Diga-se de passagem, nada
melhor qualificado como uma releitura do que a possibilidade de se estender o
significado de uma palavra à amplidão requerida, injetar nelas possibilidades ímpares,
afogá-las em pareceres até que elas confessem significados novos,
contraditórios até. Ninguém quer que uma palavra mantenha o mesmo significado
que tinha à época, digamos, de Mussolini. Preciso é então modernizar o
significado de muitas delas para que se ajustem aos novos tempos.
Por exemplo, a palavra gratuito. Desgastada, em tempos de
gestores acelerados e empreendedores acelerantes, ela deve sim incorporar, em
seu âmago, a possibilidade de cobrança, nem que seja a priori uma cobrança leve
e aparentemente inofensiva. Nada mais natural, nada mais pós-moderno.
O Thio prestou muita atenção
aos pareceres emitidos sobre aquela palavra e sobre a incorporação do
contraditório significado. Em especial, a do douto que disse em alto e bom som:
As
palavras significam aquilo que queremos que signifiquem...
A frase até parecia uma de
um dos livros da Alice e o parecerista em questão, talvez preocupado com sua (inglória)

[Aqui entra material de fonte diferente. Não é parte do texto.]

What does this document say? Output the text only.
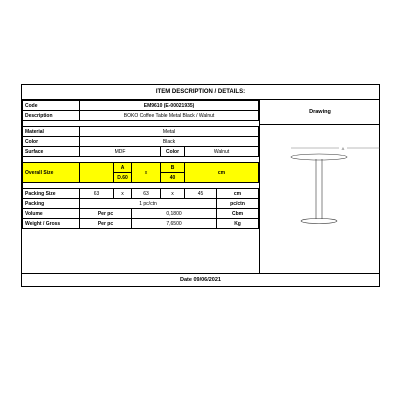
ITEM DESCRIPTION / DETAILS:
Code	EM9610 (E-00021935)					
Description	BOKO Coffee Table Metal Black / Walnut					

Material	Metal					
Color	Black					
Surface	MDF			Color	Walnut	

Overall Size		A	x	B	cm	
		D.60		40		

Packing Size	63	x	63	x	45	cm
Packing	1 pc/ctn					pc/ctn
Volume	Per pc		0,1800			Cbm
Weight / Gross	Per pc		7,6500			Kg
Drawing
A
Date 09/06/2021
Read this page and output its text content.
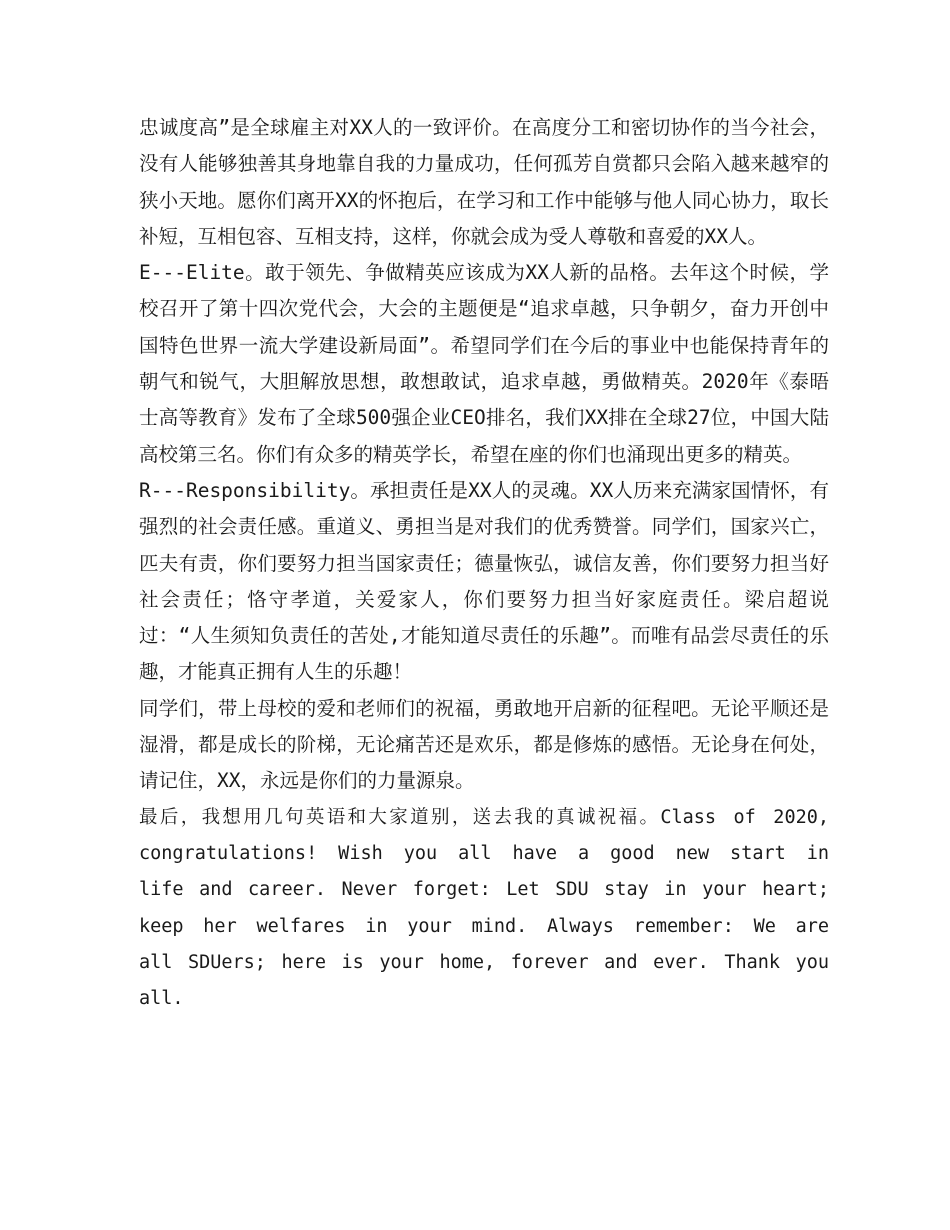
忠诚度高”是全球雇主对XX人的一致评价。在高度分工和密切协作的当今社会，没有人能够独善其身地靠自我的力量成功，任何孤芳自赏都只会陷入越来越窄的狭小天地。愿你们离开XX的怀抱后，在学习和工作中能够与他人同心协力，取长补短，互相包容、互相支持，这样，你就会成为受人尊敬和喜爱的XX人。

E---Elite。敢于领先、争做精英应该成为XX人新的品格。去年这个时候，学校召开了第十四次党代会，大会的主题便是“追求卓越，只争朝夕，奋力开创中国特色世界一流大学建设新局面”。希望同学们在今后的事业中也能保持青年的朝气和锐气，大胆解放思想，敢想敢试，追求卓越，勇做精英。2020年《泰晤士高等教育》发布了全球500强企业CEO排名，我们XX排在全球27位，中国大陆高校第三名。你们有众多的精英学长，希望在座的你们也涌现出更多的精英。

R---Responsibility。承担责任是XX人的灵魂。XX人历来充满家国情怀，有强烈的社会责任感。重道义、勇担当是对我们的优秀赞誉。同学们，国家兴亡，匹夫有责，你们要努力担当国家责任；德量恢弘，诚信友善，你们要努力担当好社会责任；恪守孝道，关爱家人，你们要努力担当好家庭责任。梁启超说过：“人生须知负责任的苦处,才能知道尽责任的乐趣”。而唯有品尝尽责任的乐趣，才能真正拥有人生的乐趣！

同学们，带上母校的爱和老师们的祝福，勇敢地开启新的征程吧。无论平顺还是湿滑，都是成长的阶梯，无论痛苦还是欢乐，都是修炼的感悟。无论身在何处，请记住，XX，永远是你们的力量源泉。

最后，我想用几句英语和大家道别，送去我的真诚祝福。Class of 2020, congratulations! Wish you all have a good new start in life and career. Never forget: Let SDU stay in your heart; keep her welfares in your mind. Always remember: We are all SDUers; here is your home, forever and ever. Thank you all.
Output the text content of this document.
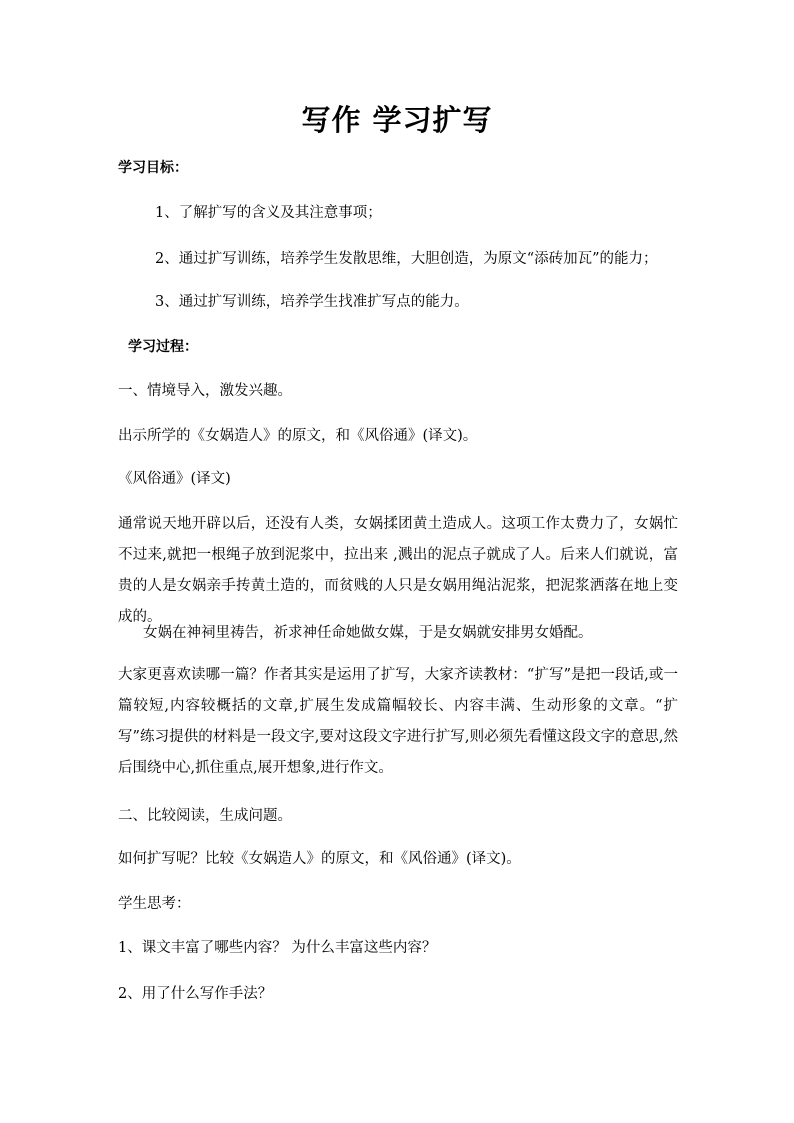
写作 学习扩写
学习目标：
1、了解扩写的含义及其注意事项；
2、通过扩写训练，培养学生发散思维，大胆创造，为原文“添砖加瓦”的能力；
3、通过扩写训练，培养学生找准扩写点的能力。
学习过程：
一、情境导入，激发兴趣。
出示所学的《女娲造人》的原文，和《风俗通》(译文)。
《风俗通》(译文)
通常说天地开辟以后，还没有人类，女娲揉团黄土造成人。这项工作太费力了，女娲忙不过来,就把一根绳子放到泥浆中，拉出来 ,溅出的泥点子就成了人。后来人们就说，富贵的人是女娲亲手抟黄土造的，而贫贱的人只是女娲用绳沾泥浆，把泥浆洒落在地上变成的。
女娲在神祠里祷告，祈求神任命她做女媒，于是女娲就安排男女婚配。
大家更喜欢读哪一篇？作者其实是运用了扩写，大家齐读教材：“扩写”是把一段话,或一篇较短,内容较概括的文章,扩展生发成篇幅较长、内容丰满、生动形象的文章。“扩写”练习提供的材料是一段文字,要对这段文字进行扩写,则必须先看懂这段文字的意思,然后围绕中心,抓住重点,展开想象,进行作文。
二、比较阅读，生成问题。
如何扩写呢？比较《女娲造人》的原文，和《风俗通》(译文)。
学生思考：
1、课文丰富了哪些内容？ 为什么丰富这些内容？
2、用了什么写作手法？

fama de expropriador de frases alheias, mais do que depressa mencionou que o
referido livro estava citado em um dos inúmeros apêndices da bibliografia de
seu parecer, provavelmente no décimo quinto volume do processo, arquivado como
material sigiloso na quarta gaveta à esquerda do escritório de um de seus fiéis
assessores.
A palavra em questão iria
assumir então, por quase unanimidade dos votos, a possibilidade de incorporar
ao seu singelo e, até aquele momento, preciso significado justamente o seu oposto.
Isso, claro, não foi feito
gratuitamente. Gratuito seria confundir o “e”
com o “ou” em uma miscelânea que,
mesmo juridicamente defensável, se constituiria em uma agressão inominável à
lógica tradicional. Por isso, pensava o Thio, talvez os doutos estivessem se
valendo de uma das lógicas paraconsistentes do Newton da Costa.
Pequena divagação aqui. O
Thio é muito cioso de sua profunda amizade com o Newton e lembra com imenso
carinho das inúmeras conversas que tiveram justamente à época da formulação
conceitual dessas lógicas não tradicionais. O Thio, apesar da insistência em
contrário do renomado lógico, nunca quis que seu nome fosse sequer mencionado
relacionado com esses conceitos: minha
contribuição foi ínfima, insiste o Thio em seu afã de se manter incógnito.
Mas não por isso ele
declinou de pensar na conexão entre essa revolucionária teoria e o que ouvia
naquela histórica sessão. Claro ficou, ao final, que independentemente do tipo
de lógica considerada, não era disso que se tratava.
O poder de dar novos
significados às palavras não tem nada a ver com argumentações lógicas, com
convencimentos, com senso comum. É um simples e mero fato: aquele colegiado decidindo,
cumpra-se! Cumpra-se, mas não sem antes todos, ouvidos e bocas, capas
esvoaçantes, se deleitarem mutuamente por horas e horas.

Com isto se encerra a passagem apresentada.